The Alexander von Humboldt Institute for Internet and Society (HIIG)
The Alexander von Humboldt Institute for Internet and Society (HIIG) researches the development of the internet from a societal perspective in order to better understand the associated digitalisation of all areas of life. As the first research institute in Germany with a focus on internet and society, HIIG has developed an understanding that emphasises the embedding of digital innovations in societal processes. Based on this transdisciplinary expertise and as part of the Global Network of Interdisciplinary Internet & Society Research Centers, HIIG wants to develop a European response to digital structural change.

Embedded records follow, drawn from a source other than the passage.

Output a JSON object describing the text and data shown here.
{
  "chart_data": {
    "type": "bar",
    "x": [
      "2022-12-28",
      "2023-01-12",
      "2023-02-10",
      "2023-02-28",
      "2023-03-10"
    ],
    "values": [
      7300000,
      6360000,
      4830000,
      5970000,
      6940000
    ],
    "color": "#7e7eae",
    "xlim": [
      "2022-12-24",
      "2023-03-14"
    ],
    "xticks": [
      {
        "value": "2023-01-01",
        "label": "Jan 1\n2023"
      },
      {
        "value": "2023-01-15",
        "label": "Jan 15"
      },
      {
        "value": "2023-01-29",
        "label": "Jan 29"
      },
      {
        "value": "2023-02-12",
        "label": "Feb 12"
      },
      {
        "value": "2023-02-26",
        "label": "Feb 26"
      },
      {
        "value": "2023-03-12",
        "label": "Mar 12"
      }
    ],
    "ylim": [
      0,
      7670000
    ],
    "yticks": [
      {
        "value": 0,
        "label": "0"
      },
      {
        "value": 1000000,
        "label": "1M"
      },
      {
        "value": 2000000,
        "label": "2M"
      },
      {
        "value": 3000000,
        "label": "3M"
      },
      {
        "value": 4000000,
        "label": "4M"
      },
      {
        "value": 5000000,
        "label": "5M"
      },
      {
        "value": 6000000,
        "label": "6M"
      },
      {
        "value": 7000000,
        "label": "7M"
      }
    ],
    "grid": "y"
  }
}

The Leibniz Institute for Media Research | Hans-Bredow-Institut
The Leibniz Institute for Media Research │Hans-Bredow-Institut (HBI) researches media change and the associated structural changes in public communication. Cross-media, interdisciplinary and independent, it combines basic science and transfer research, thus creating problem-relevant knowledge for politics, business and civil society. The institute researches how certain forms of media-based communication help shape areas of life such as politics, business, culture, education, law, religion and family and contribute to structural transformations. The problem orientation of the research is accompanied by a special interest in the respective "new" media, to whose understanding and shaping the institute wants to contribute.
Department of Legal Theory and Future of Law
The Department for Theory and Future of Law was founded in 2019 as the tenth institute of the Faculty of Law at the University of Innsbruck. Teaching and research at the Institute focus on legal issues arising from new developments in society, politics, technology and the economy. In diverse research projects, members of the Institute deal with the governance of platforms, exoskeletons, quantum ethics, AI and sustainability.

Die Stiftung Mercator
Stiftung Mercator is a private, independent foundation. In its work, it strives to create a society that is characterised by openness to the world, solidarity and equal opportunities. In doing so, it concentrates on strengthening Europe, increasing educational success among disadvantaged children and young people, in particular those with a migration background, improving the quality and impact of cultural education, and advancing climate protection and promoting science. Stiftung Mercator advocates for the connection of scientific expertise and practical project experience. As a leading foundation in Germany, it is nationally and internationally active. It is particularly committed to the Ruhr area, the home of the founding family and the seat of the foundation.